Primer Domingo de Cuaresma. Ciclo B

Categoría de nivel principal o raíz: Estudio del Evangelio
Visto: 207

 

ENTRA CON JESÚS EN EL DESIERTO Y BUSCA EN TU INTERIOR

 

Quizás en este tiempo de cuaresma que iniciábamos, con la imposición de la ceniza, el miércoles pasado, sea bueno y saludable ponerse en manos del Señor y comenzar, cada día, con las palabras del Salmo 24: “Señor, enséñame tus caminos, instrúyeme en tus sendas; haz que camine con lealtad: enséñame, porque tú eres mi Dios y Salvador”. Al fin y al cabo, este tiempo de “desierto” –lugar de prueba, de experiencia y de encuentro con Dios-, nos está empujando a descubrir que el Dios de la Vida en el que creemos, es un Dios que continuamente nos está buscando para hacer un pacto con nosotros (Gén 9,8-15) y hacer germinar la vida, la alegría, en medio de nosotros, porque su ternura y su misericordia hacia el hombre y la mujer son eternas; es decir, Dios tiene pasión por el ser humano y nos quiere con todas su fuerzas.
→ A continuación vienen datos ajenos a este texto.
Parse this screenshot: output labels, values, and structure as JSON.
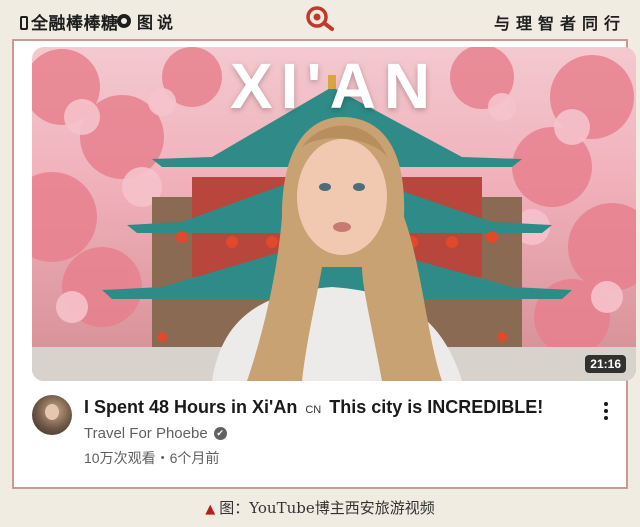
{
  "header": {
    "brand": "全融棒棒糖",
    "section": "图说",
    "slogan": "与理智者同行"
  },
  "video": {
    "thumbnail_title": "XI'AN",
    "duration": "21:16",
    "title_part1": "I Spent 48 Hours in Xi'An",
    "flag": "CN",
    "title_part2": "This city is INCREDIBLE!",
    "channel": "Travel For Phoebe",
    "verified_mark": "✔",
    "meta": "10万次观看・6个月前"
  },
  "caption": {
    "marker": "▲",
    "text": "图：YouTube博主西安旅游视频"
  },
  "colors": {
    "accent": "#c0392b",
    "frame_border": "#c99a96",
    "background": "#f1ece2"
  },
  "icons": [
    "search-icon",
    "verified-icon",
    "more-options-icon"
  ]
}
Esto es lo que descubrimos en cada pasaje de la Biblia.

 

Desde este primer domingo hasta el quinto de cuaresma, toda la Palabra de Dios que escucharemos, quiere proponer un programa catequético para que los creyentes revisemos nuestra fe y nuestra vida; también para que descubramos que esta catequesis cuaresmal está orientada a la Pascua, prepara para la celebración del misterio de Cristo y la renovación del compromiso bautismal: “Aquello fue un símbolo del bautismo (Noé salvado del diluvio) que actualmente os salva: que no consiste en limpiar una suciedad corporal, sino en impetrar de Dios una conciencia pura, por la Resurrección de Cristo Jesús, Señor nuestro” (1Pe 3,18-22).

 

Y en el fondo de todo, dejarse conducir, como Jesús, por el Espíritu de Dios, que nos quiere en el mundo, en sus alegrías y en sus penas, en el conflicto, allí donde se juegan los intereses de Dios, los intereses de los empobrecidos y marginados: parados, obreros, ancianos, drogadictos, enfermos, inmigrantes, refugiados, mujeres maltratadas, niños abandonados, hambrientos, sin hogar, tercer y cuarto mundo, etc. No podemos vivir al margen de la historia y de los conflictos si queremos anunciar el Reino de Dios, si queremos ser seguidores de Jesús, porque Él asumió todo ello y se implicó –complicó- en su vida al aparecer como algo nuevo, apartándose del Templo, de Jerusalén, de Judea y, actuando, desde el principio, “cuando detuvieron a Juan”, en Galilea, tierra de gentiles e impuros, de pobres y marginados, donde en Marcos 16,7 se nos dirá que sólo volviendo allí es posible ver a Jesús resucitado.

 

Con Jesús, está presente el reinado de Dios, la buena noticia de Dios es ya una realidad: “Se ha cumplido el plazo, ya llega el reinado de Dios. Convertíos y creed en la buena noticia” (Mc 1,12-15). Su oferta va dirigida a todos/as, invitando primero a los últimos, a los que los dirigentes del pueblo consideraban indignos y excluidos del gozo mesiánico.

El Reino se nos ofrece, pero también nos exige a todos (pobres, ricos, marginados, jóvenes, adultos,…) fe y conversión. Es don y tarea.

 

Se me ocurre afirmar que toda la Cuaresma nos invita a buscar a Dios en las mismas opciones que hizo Jesús y en los mismos lugares por donde “pasó haciendo el bien y curando de toda dolencia y enfermedades”. Ello, evidentemente, nos provocará conflicto, discernimiento, así como superar las múltiples tentaciones que se nos vayan presentando y que el Evangelista Marcos no concreta como sí hacen Mateo y Lucas en sus respectivos Evangelios (tres tentaciones: el poder, la indiferencia y el culto al dinero), ni las sitúa al final de los cuarenta días, sino que acompañan a Jesús en todo momento de su vida para que descubra que Dios no lo abandona nunca. Quizás, también, sea esta nuestra realidad diariamente.

 

José Mª Tortosa Alarcón. Presbítero en la Diócesis de Guadix-Baza

 

PREGUNTAS:

 

 

  • El desierto es lugar de encuentro y de tentación. ¿En qué situaciones de la vida me encuentro “en el desierto”? ¿Cómo percibo la presencia de Cristo en esas situaciones?

 

 

 

  • ¿Qué lugar ocupa en mi vida el Espíritu Santo?

 

 

 

  • ¿Cuáles son las dificultades (“tentaciones”) que nos amenazan, personalmente y como Iglesia si nos implicamos en el Reinado de Dios?